Judul               : Gadis Minimarket
Penulis             : Sayaka Murata
Alih bahasa     : Ninuk Sulistyawati
Penerbit           : Gramedia Pustaka Utama
Tebal               : 160 halaman
Cetakan           : Pertama, 2020

Hidup seringkali menawarkan ragam kemungkinan. Meminjam ungkapan dari penulis-penulis Indonesia: bisa sederhana namun yang hebat itu tafsirannya. Bisa brengsek dan kita dipaksa menikmatinya. Bisa pula indah dan itulah yang mungkin Keiko punya. Gadis Minimarket karangan Sayaka Murata ini semacam novel slice of life. Sebuah cerita yang dekat dengan irisan kehidupan lewat penggambaran tokoh serta permasalahannya. Kisah-kisah berbasis mimesis.

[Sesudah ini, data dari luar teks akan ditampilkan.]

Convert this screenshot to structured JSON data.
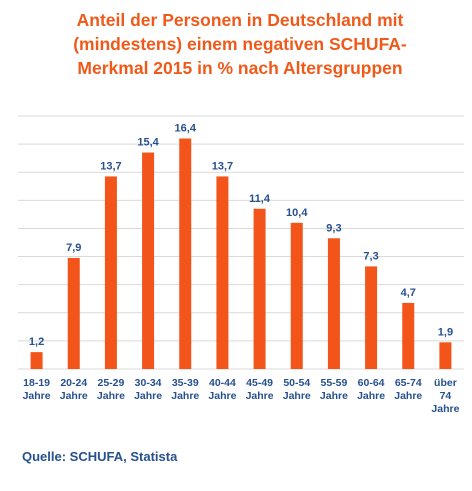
{
  "title_lines": [
    "Anteil der Personen in Deutschland mit",
    "(mindestens) einem negativen SCHUFA-",
    "Merkmal 2015 in % nach Altersgruppen"
  ],
  "source": "Quelle: SCHUFA, Statista",
  "colors": {
    "bar": "#f25419",
    "title": "#ef5a1a",
    "value_label": "#27508f",
    "category_label": "#27508f",
    "gridline": "#d9d9d9"
  },
  "chart_data": {
    "type": "bar",
    "title": "Anteil der Personen in Deutschland mit (mindestens) einem negativen SCHUFA-Merkmal 2015 in % nach Altersgruppen",
    "categories": [
      [
        "18-19",
        "Jahre"
      ],
      [
        "20-24",
        "Jahre"
      ],
      [
        "25-29",
        "Jahre"
      ],
      [
        "30-34",
        "Jahre"
      ],
      [
        "35-39",
        "Jahre"
      ],
      [
        "40-44",
        "Jahre"
      ],
      [
        "45-49",
        "Jahre"
      ],
      [
        "50-54",
        "Jahre"
      ],
      [
        "55-59",
        "Jahre"
      ],
      [
        "60-64",
        "Jahre"
      ],
      [
        "65-74",
        "Jahre"
      ],
      [
        "über",
        "74",
        "Jahre"
      ]
    ],
    "values": [
      1.2,
      7.9,
      13.7,
      15.4,
      16.4,
      13.7,
      11.4,
      10.4,
      9.3,
      7.3,
      4.7,
      1.9
    ],
    "value_labels": [
      "1,2",
      "7,9",
      "13,7",
      "15,4",
      "16,4",
      "13,7",
      "11,4",
      "10,4",
      "9,3",
      "7,3",
      "4,7",
      "1,9"
    ],
    "xlabel": "",
    "ylabel": "",
    "ylim": [
      0,
      18
    ],
    "gridline_step": 2,
    "grid": true,
    "show_y_axis_labels": false
  }
}
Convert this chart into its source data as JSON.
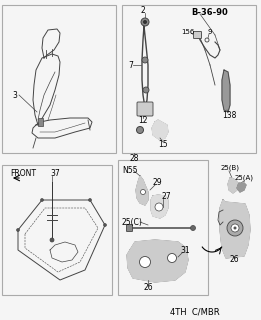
{
  "bg_color": "#f5f5f5",
  "border_color": "#aaaaaa",
  "line_color": "#444444",
  "text_color": "#000000",
  "part_label_B3690": "B-36-90",
  "footer_text": "4TH  C/MBR",
  "label_28": "28",
  "label_2": "2",
  "label_3": "3",
  "label_7": "7",
  "label_12": "12",
  "label_15": "15",
  "label_9": "9",
  "label_156": "156",
  "label_138": "138",
  "label_N55": "N55",
  "label_29": "29",
  "label_27": "27",
  "label_25C": "25(C)",
  "label_31": "31",
  "label_26": "26",
  "label_front": "FRONT",
  "label_37": "37",
  "label_25B": "25(B)",
  "label_25A": "25(A)",
  "label_26b": "26"
}
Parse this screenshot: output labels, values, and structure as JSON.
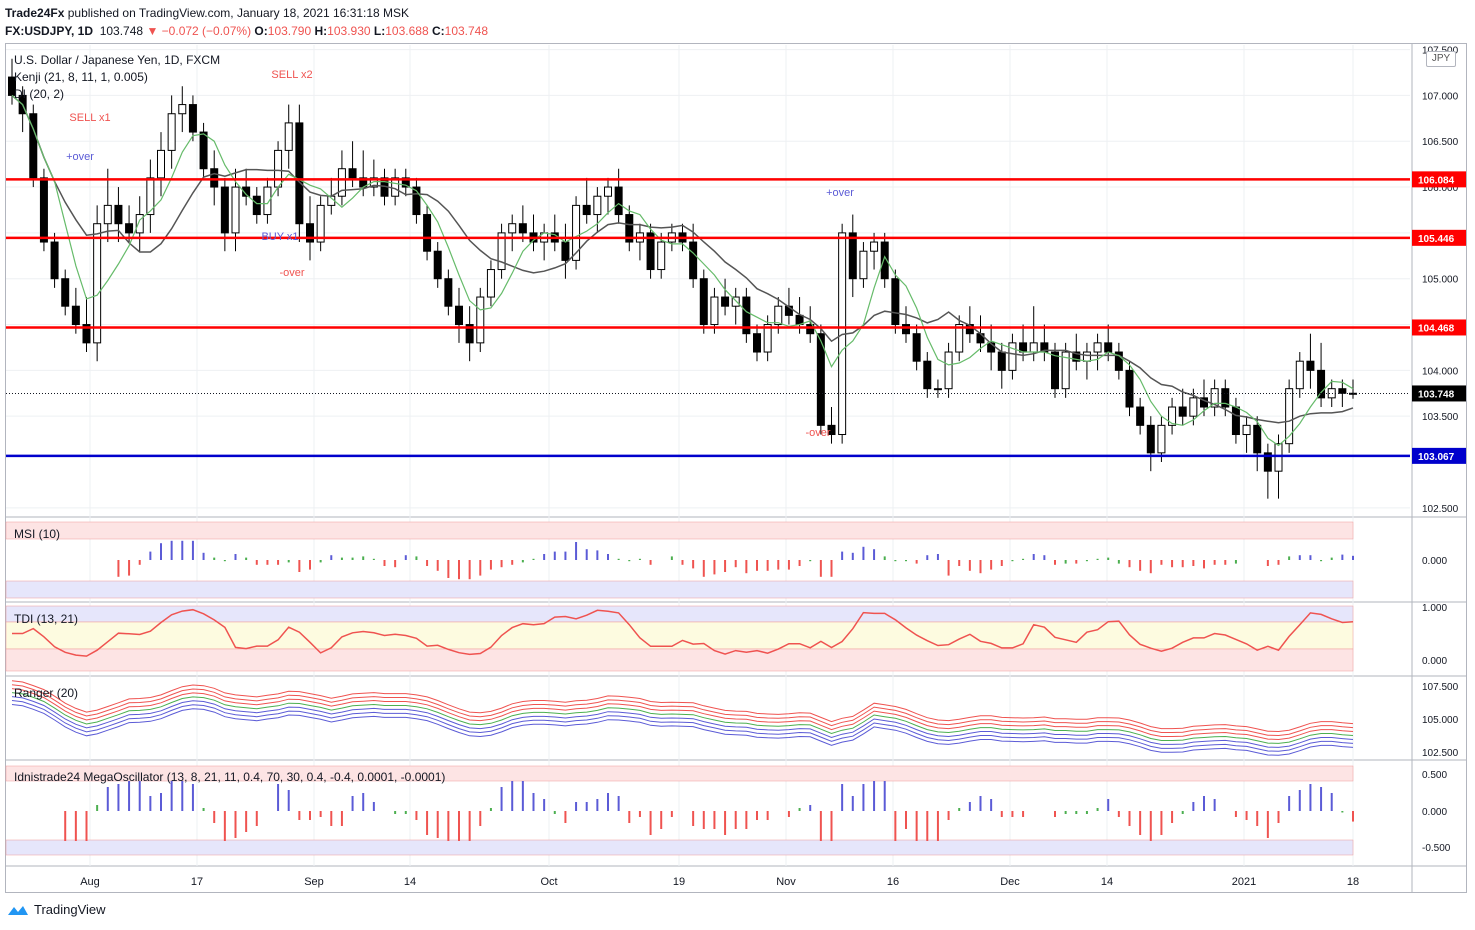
{
  "header": {
    "publisher": "Trade24Fx",
    "published_text": "published on TradingView.com, January 18, 2021 16:31:18 MSK",
    "symbol": "FX:USDJPY, 1D",
    "last": "103.748",
    "change": "−0.072 (−0.07%)",
    "o_label": "O:",
    "o": "103.790",
    "h_label": "H:",
    "h": "103.930",
    "l_label": "L:",
    "l": "103.688",
    "c_label": "C:",
    "c": "103.748"
  },
  "legend": {
    "instrument": "U.S. Dollar / Japanese Yen, 1D, FXCM",
    "kenji": "Kenji (21, 8, 11, 1, 0.005)",
    "di": "DI (20, 2)",
    "msi": "MSI (10)",
    "tdi": "TDI (13, 21)",
    "ranger": "Ranger (20)",
    "mega": "Idnistrade24 MegaOscillator (13, 8, 21, 11, 0.4, 70, 30, 0.4, -0.4, 0.0001, -0.0001)"
  },
  "currency_label": "JPY",
  "footer": {
    "brand": "TradingView"
  },
  "colors": {
    "up": "#ffffff",
    "down": "#000000",
    "level_red": "#ff0000",
    "level_blue": "#0000cc",
    "sell": "#ef5350",
    "buy": "#5b5bd6",
    "green": "#4caf50"
  },
  "chart_data": {
    "type": "candlestick",
    "x_ticks": [
      "Aug",
      "17",
      "Sep",
      "14",
      "Oct",
      "19",
      "Nov",
      "16",
      "Dec",
      "14",
      "2021",
      "18"
    ],
    "price_axis": [
      "107.500",
      "107.000",
      "106.500",
      "106.000",
      "105.500",
      "105.000",
      "104.500",
      "104.000",
      "103.500",
      "102.500"
    ],
    "ylim": [
      102.4,
      107.55
    ],
    "levels": [
      {
        "value": 106.084,
        "label": "106.084",
        "color": "red"
      },
      {
        "value": 105.446,
        "label": "105.446",
        "color": "red"
      },
      {
        "value": 104.468,
        "label": "104.468",
        "color": "red"
      },
      {
        "value": 103.067,
        "label": "103.067",
        "color": "blue"
      }
    ],
    "last_price": {
      "value": 103.748,
      "label": "103.748"
    },
    "ohlc": [
      [
        107.2,
        107.4,
        106.9,
        107.0
      ],
      [
        107.0,
        107.1,
        106.6,
        106.8
      ],
      [
        106.8,
        106.9,
        106.0,
        106.1
      ],
      [
        106.1,
        106.2,
        105.3,
        105.4
      ],
      [
        105.4,
        105.5,
        104.9,
        105.0
      ],
      [
        105.0,
        105.1,
        104.6,
        104.7
      ],
      [
        104.7,
        104.9,
        104.4,
        104.5
      ],
      [
        104.5,
        104.8,
        104.2,
        104.3
      ],
      [
        104.3,
        105.8,
        104.1,
        105.6
      ],
      [
        105.6,
        106.2,
        105.4,
        105.8
      ],
      [
        105.8,
        106.0,
        105.4,
        105.6
      ],
      [
        105.6,
        105.8,
        105.4,
        105.5
      ],
      [
        105.5,
        105.9,
        105.3,
        105.7
      ],
      [
        105.7,
        106.3,
        105.5,
        106.1
      ],
      [
        106.1,
        106.6,
        105.9,
        106.4
      ],
      [
        106.4,
        107.0,
        106.2,
        106.8
      ],
      [
        106.8,
        107.1,
        106.6,
        106.9
      ],
      [
        106.9,
        107.0,
        106.5,
        106.6
      ],
      [
        106.6,
        106.7,
        106.1,
        106.2
      ],
      [
        106.2,
        106.4,
        105.8,
        106.0
      ],
      [
        106.0,
        106.1,
        105.3,
        105.5
      ],
      [
        105.5,
        106.2,
        105.3,
        106.0
      ],
      [
        106.0,
        106.2,
        105.8,
        105.9
      ],
      [
        105.9,
        106.0,
        105.6,
        105.7
      ],
      [
        105.7,
        106.1,
        105.6,
        106.0
      ],
      [
        106.0,
        106.5,
        105.9,
        106.4
      ],
      [
        106.4,
        106.9,
        106.2,
        106.7
      ],
      [
        106.7,
        106.9,
        105.4,
        105.6
      ],
      [
        105.6,
        105.9,
        105.2,
        105.4
      ],
      [
        105.4,
        105.9,
        105.3,
        105.8
      ],
      [
        105.8,
        106.1,
        105.7,
        105.9
      ],
      [
        105.9,
        106.4,
        105.8,
        106.2
      ],
      [
        106.2,
        106.5,
        106.0,
        106.1
      ],
      [
        106.1,
        106.4,
        105.9,
        106.0
      ],
      [
        106.0,
        106.3,
        105.9,
        106.1
      ],
      [
        106.1,
        106.2,
        105.8,
        105.9
      ],
      [
        105.9,
        106.2,
        105.8,
        106.1
      ],
      [
        106.1,
        106.2,
        105.9,
        106.0
      ],
      [
        106.0,
        106.1,
        105.6,
        105.7
      ],
      [
        105.7,
        105.8,
        105.2,
        105.3
      ],
      [
        105.3,
        105.4,
        104.9,
        105.0
      ],
      [
        105.0,
        105.1,
        104.6,
        104.7
      ],
      [
        104.7,
        104.9,
        104.3,
        104.5
      ],
      [
        104.5,
        104.7,
        104.1,
        104.3
      ],
      [
        104.3,
        104.9,
        104.2,
        104.8
      ],
      [
        104.8,
        105.2,
        104.7,
        105.1
      ],
      [
        105.1,
        105.6,
        105.0,
        105.5
      ],
      [
        105.5,
        105.7,
        105.3,
        105.6
      ],
      [
        105.6,
        105.8,
        105.4,
        105.5
      ],
      [
        105.5,
        105.7,
        105.3,
        105.4
      ],
      [
        105.4,
        105.6,
        105.2,
        105.5
      ],
      [
        105.5,
        105.7,
        105.3,
        105.4
      ],
      [
        105.4,
        105.6,
        105.0,
        105.2
      ],
      [
        105.2,
        105.9,
        105.1,
        105.8
      ],
      [
        105.8,
        106.1,
        105.6,
        105.7
      ],
      [
        105.7,
        106.0,
        105.5,
        105.9
      ],
      [
        105.9,
        106.1,
        105.7,
        106.0
      ],
      [
        106.0,
        106.2,
        105.6,
        105.7
      ],
      [
        105.7,
        105.8,
        105.3,
        105.4
      ],
      [
        105.4,
        105.6,
        105.2,
        105.5
      ],
      [
        105.5,
        105.6,
        105.0,
        105.1
      ],
      [
        105.1,
        105.5,
        105.0,
        105.4
      ],
      [
        105.4,
        105.6,
        105.3,
        105.5
      ],
      [
        105.5,
        105.6,
        105.3,
        105.4
      ],
      [
        105.4,
        105.6,
        104.9,
        105.0
      ],
      [
        105.0,
        105.1,
        104.4,
        104.5
      ],
      [
        104.5,
        104.9,
        104.4,
        104.8
      ],
      [
        104.8,
        105.0,
        104.6,
        104.7
      ],
      [
        104.7,
        104.9,
        104.5,
        104.8
      ],
      [
        104.8,
        104.9,
        104.3,
        104.4
      ],
      [
        104.4,
        104.5,
        104.1,
        104.2
      ],
      [
        104.2,
        104.6,
        104.1,
        104.5
      ],
      [
        104.5,
        104.8,
        104.4,
        104.7
      ],
      [
        104.7,
        104.9,
        104.5,
        104.6
      ],
      [
        104.6,
        104.8,
        104.4,
        104.5
      ],
      [
        104.5,
        104.7,
        104.3,
        104.4
      ],
      [
        104.4,
        104.5,
        103.3,
        103.4
      ],
      [
        103.4,
        103.6,
        103.2,
        103.3
      ],
      [
        103.3,
        105.6,
        103.2,
        105.5
      ],
      [
        105.5,
        105.7,
        104.8,
        105.0
      ],
      [
        105.0,
        105.4,
        104.9,
        105.3
      ],
      [
        105.3,
        105.5,
        105.1,
        105.4
      ],
      [
        105.4,
        105.5,
        104.9,
        105.0
      ],
      [
        105.0,
        105.1,
        104.4,
        104.5
      ],
      [
        104.5,
        104.7,
        104.3,
        104.4
      ],
      [
        104.4,
        104.5,
        104.0,
        104.1
      ],
      [
        104.1,
        104.2,
        103.7,
        103.8
      ],
      [
        103.8,
        103.9,
        103.7,
        103.8
      ],
      [
        103.8,
        104.3,
        103.7,
        104.2
      ],
      [
        104.2,
        104.6,
        104.1,
        104.5
      ],
      [
        104.5,
        104.7,
        104.3,
        104.4
      ],
      [
        104.4,
        104.6,
        104.2,
        104.3
      ],
      [
        104.3,
        104.5,
        104.0,
        104.2
      ],
      [
        104.2,
        104.3,
        103.8,
        104.0
      ],
      [
        104.0,
        104.4,
        103.9,
        104.3
      ],
      [
        104.3,
        104.5,
        104.1,
        104.2
      ],
      [
        104.2,
        104.7,
        104.1,
        104.3
      ],
      [
        104.3,
        104.5,
        104.1,
        104.2
      ],
      [
        104.2,
        104.3,
        103.7,
        103.8
      ],
      [
        103.8,
        104.3,
        103.7,
        104.2
      ],
      [
        104.2,
        104.4,
        104.0,
        104.1
      ],
      [
        104.1,
        104.3,
        103.9,
        104.2
      ],
      [
        104.2,
        104.4,
        104.0,
        104.3
      ],
      [
        104.3,
        104.5,
        104.1,
        104.2
      ],
      [
        104.2,
        104.3,
        103.9,
        104.0
      ],
      [
        104.0,
        104.1,
        103.5,
        103.6
      ],
      [
        103.6,
        103.7,
        103.3,
        103.4
      ],
      [
        103.4,
        103.5,
        102.9,
        103.1
      ],
      [
        103.1,
        103.5,
        103.0,
        103.4
      ],
      [
        103.4,
        103.7,
        103.3,
        103.6
      ],
      [
        103.6,
        103.8,
        103.4,
        103.5
      ],
      [
        103.5,
        103.8,
        103.4,
        103.7
      ],
      [
        103.7,
        103.9,
        103.5,
        103.6
      ],
      [
        103.6,
        103.9,
        103.5,
        103.8
      ],
      [
        103.8,
        103.9,
        103.5,
        103.6
      ],
      [
        103.6,
        103.7,
        103.2,
        103.3
      ],
      [
        103.3,
        103.5,
        103.1,
        103.4
      ],
      [
        103.4,
        103.5,
        102.9,
        103.1
      ],
      [
        103.1,
        103.2,
        102.6,
        102.9
      ],
      [
        102.9,
        103.3,
        102.6,
        103.2
      ],
      [
        103.2,
        103.9,
        103.1,
        103.8
      ],
      [
        103.8,
        104.2,
        103.7,
        104.1
      ],
      [
        104.1,
        104.4,
        103.8,
        104.0
      ],
      [
        104.0,
        104.3,
        103.6,
        103.7
      ],
      [
        103.7,
        103.9,
        103.6,
        103.8
      ],
      [
        103.8,
        103.9,
        103.6,
        103.75
      ],
      [
        103.75,
        103.9,
        103.69,
        103.748
      ]
    ],
    "annotations": [
      {
        "text": "SELL x1",
        "type": "sell"
      },
      {
        "text": "+over",
        "type": "buy"
      },
      {
        "text": "SELL x2",
        "type": "sell"
      },
      {
        "text": "BUY x1",
        "type": "buy"
      },
      {
        "text": "-over",
        "type": "sell"
      },
      {
        "text": "+over",
        "type": "buy"
      },
      {
        "text": "-over",
        "type": "sell"
      }
    ],
    "sub_axes": {
      "msi": [
        "0.000"
      ],
      "tdi": [
        "1.000",
        "0.000"
      ],
      "ranger": [
        "107.500",
        "105.000",
        "102.500"
      ],
      "mega": [
        "0.500",
        "0.000",
        "-0.500"
      ]
    }
  }
}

Lalu apa yang bisa kita pahami dari realitas itu sendiri? Apa yang menarik dari kehidupan ini? di mana standar kehidupan ideal hadir dari algoritma dan filter bubble. Ruang di mana pandangan terhadap nilai, norma dan indikator kesuksesan dijejali lewat unggahan-unggahan dan standar yang diciptakan oleh orang lain.

Saat saya masih SMA, orang-orang yang punya pengalaman hidup lebih banyak—karena ia terlahir di dunia duluan—kerap menceritakan bagaimana cara mencapai kesuksesan. Namun terkadang mereka lupa untuk membagikan juga kiat-kiat dan pengalaman menghadapi kegagalan. Bagaimana cara agar kita bangkit dari patah hati dan bagaimana menghadapi kondisi ekonomi yang tak menentu.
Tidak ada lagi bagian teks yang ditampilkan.